内的自己対話-川の畔のささめごと

日々考えていることをフランスから発信しています。自分の研究生活に関わる話題が多いですが、時に日常生活雑記も含まれます。

ルイ・ラヴェル『〈私〉とその運命』(5)― 個人と集団、現代世界の精神状況

2015-09-06 05:02:27 | 読游摘録

 ラヴェルの『〈私〉とその運命』に収めらた十六のエッセイは、Le Temps 紙上の初出がいつか同書には明記されていないのだが、同書の刊行年が1936年であるから、すべて1930年代前半に書かれたものであろう。
 ほとんどがラヴェルの同時代人の著作を対象としているが、メーヌ・ド・ビランとキルケゴールを対象としたエッセイは例外であるかのように見える。しかし、これら両者の場合も、前者に関しては、1932年に Tisserand によって再刊された Ernest Naville 版の Essai sur les fondements de la psychologie を、後者に関しては、1935年に刊行された『おそれとおののき』の P.-H.Tisseau による仏訳 Crainte et Tremblement(ジャン・ヴァールによる序論付)を、そのきっかけとしていることはほぼ間違いない。
 ラヴェルの場合、しかし、たとえそれらの版本や仏訳の出版に合せて書かれたエッセイであっても、それらの単なる紹介に終わることはない。それらの出版は、当該の本の内容を改めて立ち入って考察し、そこからさらにラヴェル独自の思索が展開される機縁となっている。これはベルクソンを取り上げたエッセイの場合も同様で、1934年の La pensée et le mouvant の出版を機縁としている。
 キルケゴールについてのエッセイでは、それが書かれた当時のヨーロッパ諸国に見られる、個人に対する集団の優位が支配的になりつつある時代状況についての憂慮を背景としながら、キルケゴールにおける〈個人〉の問題が主題となっている。
 このエッセイの冒頭を読んで、そこに叙述されている当時の時代状況と今私たちが置かれている状況とが酷似していることに暗澹とせざるを得なかった。その部分(p. 83-84)を意訳してみよう。

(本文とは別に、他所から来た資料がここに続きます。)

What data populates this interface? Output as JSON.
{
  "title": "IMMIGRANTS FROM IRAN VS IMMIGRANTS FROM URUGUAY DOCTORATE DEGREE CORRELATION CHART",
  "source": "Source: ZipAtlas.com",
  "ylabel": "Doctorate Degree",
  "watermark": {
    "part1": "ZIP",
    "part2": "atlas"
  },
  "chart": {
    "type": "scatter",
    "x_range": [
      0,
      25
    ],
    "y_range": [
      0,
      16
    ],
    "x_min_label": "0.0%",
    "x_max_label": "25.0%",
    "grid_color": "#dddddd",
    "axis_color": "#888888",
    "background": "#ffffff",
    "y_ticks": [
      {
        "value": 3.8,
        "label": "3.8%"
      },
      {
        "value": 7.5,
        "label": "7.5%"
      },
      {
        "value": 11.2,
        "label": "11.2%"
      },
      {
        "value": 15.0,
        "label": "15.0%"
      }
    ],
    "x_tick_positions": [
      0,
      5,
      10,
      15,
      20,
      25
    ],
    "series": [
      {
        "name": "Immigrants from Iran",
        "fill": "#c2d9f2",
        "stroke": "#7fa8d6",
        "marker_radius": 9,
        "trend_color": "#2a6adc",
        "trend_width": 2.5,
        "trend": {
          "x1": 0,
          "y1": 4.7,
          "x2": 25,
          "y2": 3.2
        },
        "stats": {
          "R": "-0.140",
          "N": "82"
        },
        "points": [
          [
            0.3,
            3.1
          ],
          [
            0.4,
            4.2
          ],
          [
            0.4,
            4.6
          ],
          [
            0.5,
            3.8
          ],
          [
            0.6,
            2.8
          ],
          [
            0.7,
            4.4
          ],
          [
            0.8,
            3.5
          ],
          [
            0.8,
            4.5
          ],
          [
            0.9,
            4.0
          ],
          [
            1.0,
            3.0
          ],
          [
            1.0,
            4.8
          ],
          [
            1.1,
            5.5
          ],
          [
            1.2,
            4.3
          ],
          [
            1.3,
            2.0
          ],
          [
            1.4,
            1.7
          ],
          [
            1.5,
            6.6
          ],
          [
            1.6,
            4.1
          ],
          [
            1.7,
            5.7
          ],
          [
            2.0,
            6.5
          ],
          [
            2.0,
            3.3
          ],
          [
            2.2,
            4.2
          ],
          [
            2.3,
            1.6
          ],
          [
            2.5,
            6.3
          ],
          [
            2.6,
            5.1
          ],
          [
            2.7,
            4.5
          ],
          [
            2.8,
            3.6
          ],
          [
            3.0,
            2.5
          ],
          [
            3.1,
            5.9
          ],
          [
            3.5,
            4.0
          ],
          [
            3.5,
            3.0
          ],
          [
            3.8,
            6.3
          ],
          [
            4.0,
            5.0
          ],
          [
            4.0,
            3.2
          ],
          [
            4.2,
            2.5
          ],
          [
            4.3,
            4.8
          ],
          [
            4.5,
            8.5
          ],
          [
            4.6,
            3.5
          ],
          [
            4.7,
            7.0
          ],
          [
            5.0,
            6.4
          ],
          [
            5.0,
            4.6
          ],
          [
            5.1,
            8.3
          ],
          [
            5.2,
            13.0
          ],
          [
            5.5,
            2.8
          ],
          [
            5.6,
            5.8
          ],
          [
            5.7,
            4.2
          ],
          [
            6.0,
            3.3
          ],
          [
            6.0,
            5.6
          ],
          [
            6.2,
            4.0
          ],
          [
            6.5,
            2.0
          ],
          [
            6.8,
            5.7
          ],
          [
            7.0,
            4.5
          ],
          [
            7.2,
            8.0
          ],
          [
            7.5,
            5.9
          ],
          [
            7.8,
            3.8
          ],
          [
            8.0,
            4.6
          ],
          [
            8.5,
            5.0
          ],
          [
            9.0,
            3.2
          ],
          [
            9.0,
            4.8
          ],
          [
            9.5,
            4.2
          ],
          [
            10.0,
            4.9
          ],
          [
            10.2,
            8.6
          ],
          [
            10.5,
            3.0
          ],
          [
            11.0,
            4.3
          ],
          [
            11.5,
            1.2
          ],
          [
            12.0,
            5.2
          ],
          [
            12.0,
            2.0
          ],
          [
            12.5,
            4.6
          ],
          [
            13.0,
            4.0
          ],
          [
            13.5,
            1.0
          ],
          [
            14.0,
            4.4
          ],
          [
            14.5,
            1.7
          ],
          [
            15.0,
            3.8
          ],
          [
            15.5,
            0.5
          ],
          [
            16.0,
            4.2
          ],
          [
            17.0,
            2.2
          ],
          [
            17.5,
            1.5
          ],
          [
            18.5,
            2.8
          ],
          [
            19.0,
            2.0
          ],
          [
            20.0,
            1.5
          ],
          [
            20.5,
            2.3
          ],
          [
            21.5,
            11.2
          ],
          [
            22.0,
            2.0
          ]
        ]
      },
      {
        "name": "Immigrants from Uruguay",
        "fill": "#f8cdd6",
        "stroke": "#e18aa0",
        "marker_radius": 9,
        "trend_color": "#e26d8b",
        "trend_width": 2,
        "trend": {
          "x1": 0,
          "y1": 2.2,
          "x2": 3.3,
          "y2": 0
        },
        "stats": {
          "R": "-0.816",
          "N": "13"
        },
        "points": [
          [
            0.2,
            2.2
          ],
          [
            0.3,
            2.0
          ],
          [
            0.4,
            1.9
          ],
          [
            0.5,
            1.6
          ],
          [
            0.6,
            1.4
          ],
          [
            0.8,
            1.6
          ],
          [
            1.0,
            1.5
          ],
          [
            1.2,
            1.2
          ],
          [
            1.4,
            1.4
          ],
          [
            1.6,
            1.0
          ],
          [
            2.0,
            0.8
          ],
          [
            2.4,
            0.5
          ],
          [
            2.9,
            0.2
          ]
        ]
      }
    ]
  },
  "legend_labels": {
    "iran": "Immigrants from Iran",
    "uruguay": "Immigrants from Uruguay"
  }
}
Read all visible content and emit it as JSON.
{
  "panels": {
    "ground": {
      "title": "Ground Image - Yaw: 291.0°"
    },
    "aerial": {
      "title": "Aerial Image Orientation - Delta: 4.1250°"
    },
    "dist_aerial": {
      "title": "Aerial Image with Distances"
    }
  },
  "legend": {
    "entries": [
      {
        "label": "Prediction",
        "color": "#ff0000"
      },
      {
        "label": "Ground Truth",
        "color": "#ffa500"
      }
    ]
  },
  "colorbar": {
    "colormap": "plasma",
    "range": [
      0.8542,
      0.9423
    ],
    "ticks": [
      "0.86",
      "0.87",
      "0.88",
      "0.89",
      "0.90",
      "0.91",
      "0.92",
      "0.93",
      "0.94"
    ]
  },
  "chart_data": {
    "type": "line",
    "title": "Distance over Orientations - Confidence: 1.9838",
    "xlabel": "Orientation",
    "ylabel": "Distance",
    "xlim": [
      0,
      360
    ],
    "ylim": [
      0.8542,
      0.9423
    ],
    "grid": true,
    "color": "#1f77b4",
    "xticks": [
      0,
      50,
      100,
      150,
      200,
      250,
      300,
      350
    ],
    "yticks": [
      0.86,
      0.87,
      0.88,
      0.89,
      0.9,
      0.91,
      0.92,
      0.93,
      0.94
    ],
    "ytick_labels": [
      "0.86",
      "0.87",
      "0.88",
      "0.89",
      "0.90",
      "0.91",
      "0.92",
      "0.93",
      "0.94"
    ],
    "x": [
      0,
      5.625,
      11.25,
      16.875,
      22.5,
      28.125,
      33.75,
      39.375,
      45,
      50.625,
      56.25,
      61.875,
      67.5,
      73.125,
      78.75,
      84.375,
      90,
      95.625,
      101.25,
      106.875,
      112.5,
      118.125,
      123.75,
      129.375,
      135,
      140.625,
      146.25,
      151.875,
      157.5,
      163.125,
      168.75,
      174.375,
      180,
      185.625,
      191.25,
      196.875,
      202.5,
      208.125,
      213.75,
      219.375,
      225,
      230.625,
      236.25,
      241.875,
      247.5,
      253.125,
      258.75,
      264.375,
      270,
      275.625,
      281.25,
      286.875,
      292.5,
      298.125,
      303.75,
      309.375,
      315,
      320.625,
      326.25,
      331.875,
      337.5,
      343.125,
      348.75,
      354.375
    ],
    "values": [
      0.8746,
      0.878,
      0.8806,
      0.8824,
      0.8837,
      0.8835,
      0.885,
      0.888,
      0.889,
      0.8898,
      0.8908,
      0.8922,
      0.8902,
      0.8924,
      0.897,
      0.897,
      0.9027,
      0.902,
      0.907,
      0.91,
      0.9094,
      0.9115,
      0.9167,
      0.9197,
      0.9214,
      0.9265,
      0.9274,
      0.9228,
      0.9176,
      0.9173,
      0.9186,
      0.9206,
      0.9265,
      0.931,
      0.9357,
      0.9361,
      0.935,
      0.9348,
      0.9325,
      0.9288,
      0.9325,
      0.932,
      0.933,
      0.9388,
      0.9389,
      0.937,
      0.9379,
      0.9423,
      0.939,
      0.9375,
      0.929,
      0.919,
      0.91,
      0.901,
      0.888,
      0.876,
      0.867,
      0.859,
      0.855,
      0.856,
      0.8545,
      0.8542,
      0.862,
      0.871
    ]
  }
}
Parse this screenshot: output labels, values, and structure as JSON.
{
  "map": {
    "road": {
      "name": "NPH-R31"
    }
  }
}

 個人には欠けている力能を、集団が個人に与えてくれる、そう人々は信じている。個人はもはや孤独に耐えられない。孤独は己の悲惨さしか露わにしないから。個人は、他者とともに他者によってしか、考えようとも、行動しようともしない。集団的表象がこれほどまでに猛威を振るったことはかつてなかった。
 個人を一つの人格・一個の精神としていた、真理に対するまったく内的な注意の誠実さも繊細さも、その価値を失ってしまった。なぜなら、それらは実践するのにあまりにも難しく、覆い隠されたままだからである。
 個人が好むのは、集団が持っている大規模で目に見える有効性である。集団は、個人が己自身の運命についての配慮を自ら引き受けることを免除してくれる。集団は、個人に己以上のものであるかのような幻想を与える。しかし、そのとき、個人にいったい何が残されているのか。
 諸個人の間の人格的諸関係は、尊重されるかわりに、それらをのみこんでしまう力によってすっかり破壊されている。巨大な盲目的集団同士は、互いに争うことによってしかその存在を証明できない。ところが、それらの集団は、それら集団を拒み、己自身の奥底に己の存在の法則を探求する個人を、単に集団にとっての敵として見るだけでなく、罪人とみなす点において一致している。

 現代日本の精神状況が、さらには世界全体の精神状況が、上記のような1930年代のヨーロッパのそれの、後戻りできないまでに誇張された戯画の現実化でないことを切に祈る。